Sedangkan perempuan nifas akan mengeluarkan banyak darah selama beberapa minggu bahkan bulan, sampai dengan perempuan menyusui yang merupakan proses melelahkan dan kesabaran atas istri selama dua tahun.
Itulah mengapa dalam Surat An-Nisa’ 34, Allah menyebutkan laki-laki sebagai pemimpin yang dibebankan atasnya nafkah.
Namun, hal ini tidak sama sekali menutup kemungkinan bagi istri untuk menjadi pendukung dalam meningkatkan income keluarga. Hal-hal seperti nafkah bisa saja dirembug bersama supaya bingkai kasih sayang dalam keluarga tetap terjaga.
Relasi suami istri yang baik adalah relasi yang diperkuat satu sama lain dengan berbagai bahasa, kasih sayang, ungkapan, pernyataan bahkan perbincangan antara keduanya, salah satunya perbincangan tentang nafkah dalam keluarga.

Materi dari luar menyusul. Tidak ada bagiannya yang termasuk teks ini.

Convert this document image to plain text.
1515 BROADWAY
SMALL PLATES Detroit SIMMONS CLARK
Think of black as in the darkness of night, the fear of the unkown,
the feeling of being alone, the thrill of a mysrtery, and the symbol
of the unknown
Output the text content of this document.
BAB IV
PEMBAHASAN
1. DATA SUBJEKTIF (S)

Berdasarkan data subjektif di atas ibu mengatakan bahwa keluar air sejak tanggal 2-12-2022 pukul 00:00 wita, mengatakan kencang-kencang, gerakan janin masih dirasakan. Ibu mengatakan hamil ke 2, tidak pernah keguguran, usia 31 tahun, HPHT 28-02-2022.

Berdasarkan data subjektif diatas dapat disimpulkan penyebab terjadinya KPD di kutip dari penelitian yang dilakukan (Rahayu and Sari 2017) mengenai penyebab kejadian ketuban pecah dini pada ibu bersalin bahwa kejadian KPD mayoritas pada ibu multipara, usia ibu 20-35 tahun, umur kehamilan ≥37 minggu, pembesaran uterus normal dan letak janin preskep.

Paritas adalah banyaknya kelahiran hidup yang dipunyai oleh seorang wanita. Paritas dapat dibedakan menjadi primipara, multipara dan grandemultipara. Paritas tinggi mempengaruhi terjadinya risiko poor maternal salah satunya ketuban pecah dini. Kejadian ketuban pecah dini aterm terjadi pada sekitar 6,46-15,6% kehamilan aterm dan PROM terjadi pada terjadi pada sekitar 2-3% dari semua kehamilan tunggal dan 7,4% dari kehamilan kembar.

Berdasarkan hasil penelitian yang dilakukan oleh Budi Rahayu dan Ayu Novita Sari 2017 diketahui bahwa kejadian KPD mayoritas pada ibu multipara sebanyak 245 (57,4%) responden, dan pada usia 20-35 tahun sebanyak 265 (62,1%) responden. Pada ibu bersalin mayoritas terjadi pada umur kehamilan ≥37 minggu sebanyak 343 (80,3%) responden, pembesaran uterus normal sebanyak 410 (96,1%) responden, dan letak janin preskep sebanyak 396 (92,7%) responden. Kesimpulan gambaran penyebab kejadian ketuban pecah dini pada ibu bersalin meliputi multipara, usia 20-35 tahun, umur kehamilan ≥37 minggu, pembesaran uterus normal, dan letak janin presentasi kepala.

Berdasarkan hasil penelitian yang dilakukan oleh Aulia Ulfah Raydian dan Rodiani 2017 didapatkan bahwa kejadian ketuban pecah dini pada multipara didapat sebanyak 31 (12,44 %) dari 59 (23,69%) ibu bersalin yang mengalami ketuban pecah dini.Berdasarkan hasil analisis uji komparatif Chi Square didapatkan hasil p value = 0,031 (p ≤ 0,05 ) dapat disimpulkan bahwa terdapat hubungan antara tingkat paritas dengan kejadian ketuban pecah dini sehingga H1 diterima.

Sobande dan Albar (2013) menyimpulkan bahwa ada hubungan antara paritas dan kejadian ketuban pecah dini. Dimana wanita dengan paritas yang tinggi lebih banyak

Jadi meskipun memang dalam berbagai kaca mata hukum Islam nafkah merupakan kewajiban suami, namun hal tersebut masih bisa diperbincangkan antara keduanya.
Hal itu seperti permasalahan tentang “gaji” dalam video sebagaimana diterangkan di awal tulisan. Sebenarnya masih banyak hal yang dapat dibicarakan lagi terlepas dari keinginan mereka atau pasangan memiliki penghasilan dengan nominal yang disebutkan.